Higher provisions were somewhat of a surprise given the increase in 2011 but underlie the fact that some new non-performing loans are still emerging whilst some banks must also raise coverage for existing exposures.

REGIONAL DIFFERENCES IN PERFORMANCE

There remain significant differences in both performance and market dynamics amongst the six states in the GCC. In 2012 to date, banks in Qatar continue to record the highest rates of asset growth with balance sheet expansion in the UAE and Kuwait flat, reflecting ongoing challenges in those markets.

Profit growth is also highest in Qatar followed by the Kingdom of Saudi Arabia (KSA) with weaker growth rates seen in Kuwait, which was partly due to increased provisioning, and the UAE. Provisioning charges have also risen in KSA but coverage levels among Saudi banks remains very high.

One advantage for the GCC banking sector is the current good level of domestic liquidity in the regional economy. High energy prices and greater hydrocarbon production have aided credit growth and increased money supply. Reflecting the better performance in individual banking sectors, there is variation in liquidity growth across the GCC economies.

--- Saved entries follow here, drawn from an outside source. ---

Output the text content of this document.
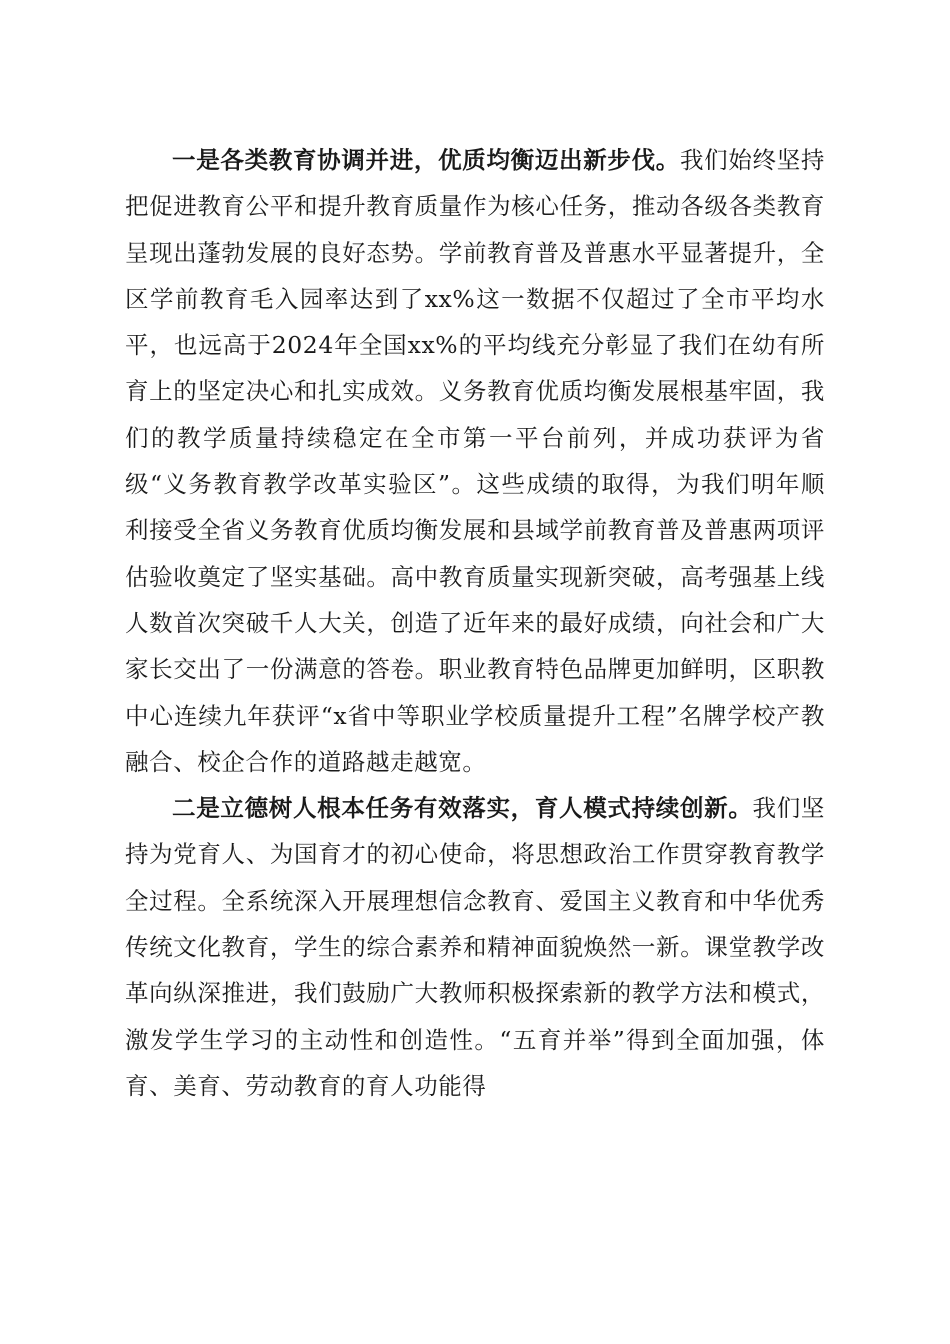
一是各类教育协调并进，优质均衡迈出新步伐。我们始终坚持把促进教育公平和提升教育质量作为核心任务，推动各级各类教育呈现出蓬勃发展的良好态势。学前教育普及普惠水平显著提升，全区学前教育毛入园率达到了xx%这一数据不仅超过了全市平均水平，也远高于2024年全国xx%的平均线充分彰显了我们在幼有所育上的坚定决心和扎实成效。义务教育优质均衡发展根基牢固，我们的教学质量持续稳定在全市第一平台前列，并成功获评为省级“义务教育教学改革实验区”。这些成绩的取得，为我们明年顺利接受全省义务教育优质均衡发展和县域学前教育普及普惠两项评估验收奠定了坚实基础。高中教育质量实现新突破，高考强基上线人数首次突破千人大关，创造了近年来的最好成绩，向社会和广大家长交出了一份满意的答卷。职业教育特色品牌更加鲜明，区职教中心连续九年获评“x省中等职业学校质量提升工程”名牌学校产教融合、校企合作的道路越走越宽。

二是立德树人根本任务有效落实，育人模式持续创新。我们坚持为党育人、为国育才的初心使命，将思想政治工作贯穿教育教学全过程。全系统深入开展理想信念教育、爱国主义教育和中华优秀传统文化教育，学生的综合素养和精神面貌焕然一新。课堂教学改革向纵深推进，我们鼓励广大教师积极探索新的教学方法和模式，激发学生学习的主动性和创造性。“五育并举”得到全面加强，体育、美育、劳动教育的育人功能得
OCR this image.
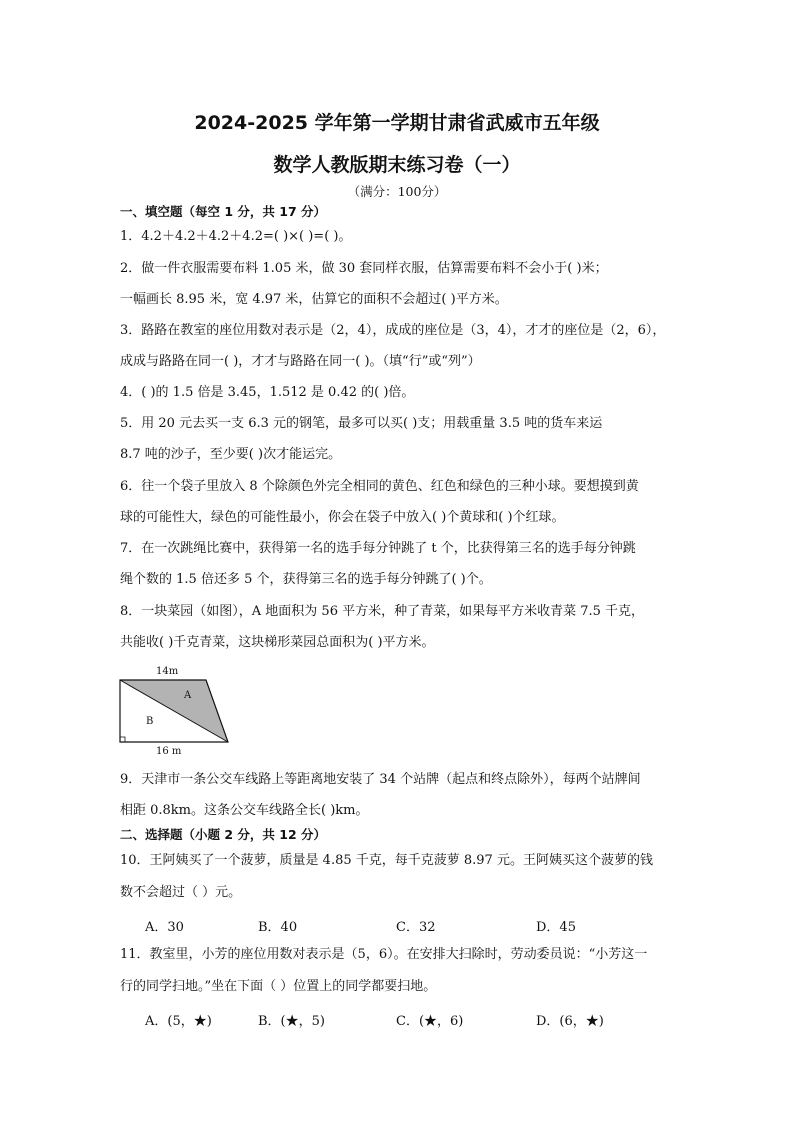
2024-2025 学年第一学期甘肃省武威市五年级
数学人教版期末练习卷（一）
（满分：100分）
一、填空题（每空 1 分，共 17 分）
1．4.2＋4.2＋4.2＋4.2=( )×( )=( )。
2．做一件衣服需要布料 1.05 米，做 30 套同样衣服，估算需要布料不会小于( )米；
一幅画长 8.95 米，宽 4.97 米，估算它的面积不会超过( )平方米。
3．路路在教室的座位用数对表示是（2，4），成成的座位是（3，4），才才的座位是（2，6），
成成与路路在同一( )，才才与路路在同一( )。（填“行”或“列”）
4．( )的 1.5 倍是 3.45，1.512 是 0.42 的( )倍。
5．用 20 元去买一支 6.3 元的钢笔，最多可以买( )支；用载重量 3.5 吨的货车来运
8.7 吨的沙子，至少要( )次才能运完。
6．往一个袋子里放入 8 个除颜色外完全相同的黄色、红色和绿色的三种小球。要想摸到黄
球的可能性大，绿色的可能性最小，你会在袋子中放入( )个黄球和( )个红球。
7．在一次跳绳比赛中，获得第一名的选手每分钟跳了 t 个，比获得第三名的选手每分钟跳
绳个数的 1.5 倍还多 5 个，获得第三名的选手每分钟跳了( )个。
8．一块菜园（如图），A 地面积为 56 平方米，种了青菜，如果每平方米收青菜 7.5 千克，
共能收( )千克青菜，这块梯形菜园总面积为( )平方米。
14m
A
B
16 m
9．天津市一条公交车线路上等距离地安装了 34 个站牌（起点和终点除外），每两个站牌间
相距 0.8km。这条公交车线路全长( )km。
二、选择题（小题 2 分，共 12 分）
10．王阿姨买了一个菠萝，质量是 4.85 千克，每千克菠萝 8.97 元。王阿姨买这个菠萝的钱
数不会超过（ ）元。
A．30	B．40	C．32	D．45
11．教室里，小芳的座位用数对表示是（5，6）。在安排大扫除时，劳动委员说：“小芳这一
行的同学扫地。”坐在下面（ ）位置上的同学都要扫地。
A．(5，★)	B．(★，5)	C．(★，6)	D．(6，★)
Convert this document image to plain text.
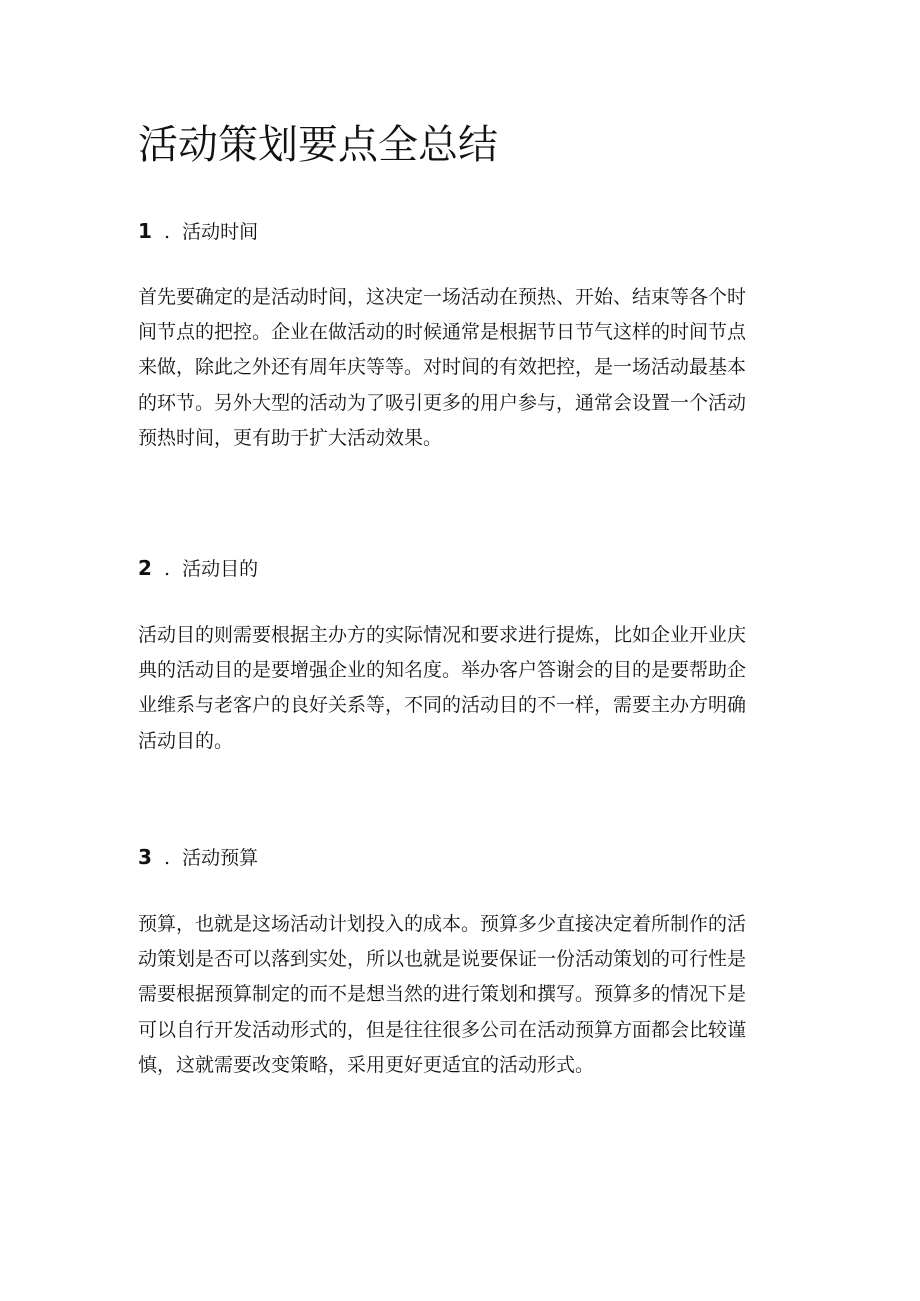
活动策划要点全总结
1 . 活动时间

首先要确定的是活动时间，这决定一场活动在预热、开始、结束等各个时
间节点的把控。企业在做活动的时候通常是根据节日节气这样的时间节点
来做，除此之外还有周年庆等等。对时间的有效把控，是一场活动最基本
的环节。另外大型的活动为了吸引更多的用户参与，通常会设置一个活动
预热时间，更有助于扩大活动效果。

2 . 活动目的

活动目的则需要根据主办方的实际情况和要求进行提炼，比如企业开业庆
典的活动目的是要增强企业的知名度。举办客户答谢会的目的是要帮助企
业维系与老客户的良好关系等，不同的活动目的不一样，需要主办方明确
活动目的。

3 . 活动预算

预算，也就是这场活动计划投入的成本。预算多少直接决定着所制作的活
动策划是否可以落到实处，所以也就是说要保证一份活动策划的可行性是
需要根据预算制定的而不是想当然的进行策划和撰写。预算多的情况下是
可以自行开发活动形式的，但是往往很多公司在活动预算方面都会比较谨
慎，这就需要改变策略，采用更好更适宜的活动形式。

Liquidity in the GCC region, as measured by broad money supply M2, grew by 5.2 per cent in the year up to August 2012 to reach $778 billion. Qatar recorded the highest broad money supply growth in the region in 2011 and during the first eight months of 2012. Qatar’s M2 grew by 19.1 per cent in the year to August 2012, reaching $101 billion. This reflects strong hydrocarbon production and high levels of government spending, helping to drive credit growth.

Money supply in Saudi Arabia showed a moderate increase of 4.7 per cent in the year to August 2012. The gains came mainly from an increase in the currency in circulation and demand deposits.

Money supply growth in the UAE has recovered recently but remains impacted by significant investment in the real estate sector. However, the improvement in real estate activity in recent months has led to increased credit to the sector.

Driving the overall money supply growth in the GCC has been the increase in credit, which rose by 7.8 per cent for the eight months to August 2012, standing at $833 billion. Qatar had the most credit growth in the region, with loans extended by banks increasing by 18.5 per cent in the eight month period to August 2012 to $131.4 billion. The loans disbursed by banks in Saudi Arabia rose by 12.2 per cent to reach $256.2 billion as at August 2012. The UAE has the largest loan book in the region, and overall lending rose by 1.8 per cent to $296.9 billion as at end August 2012.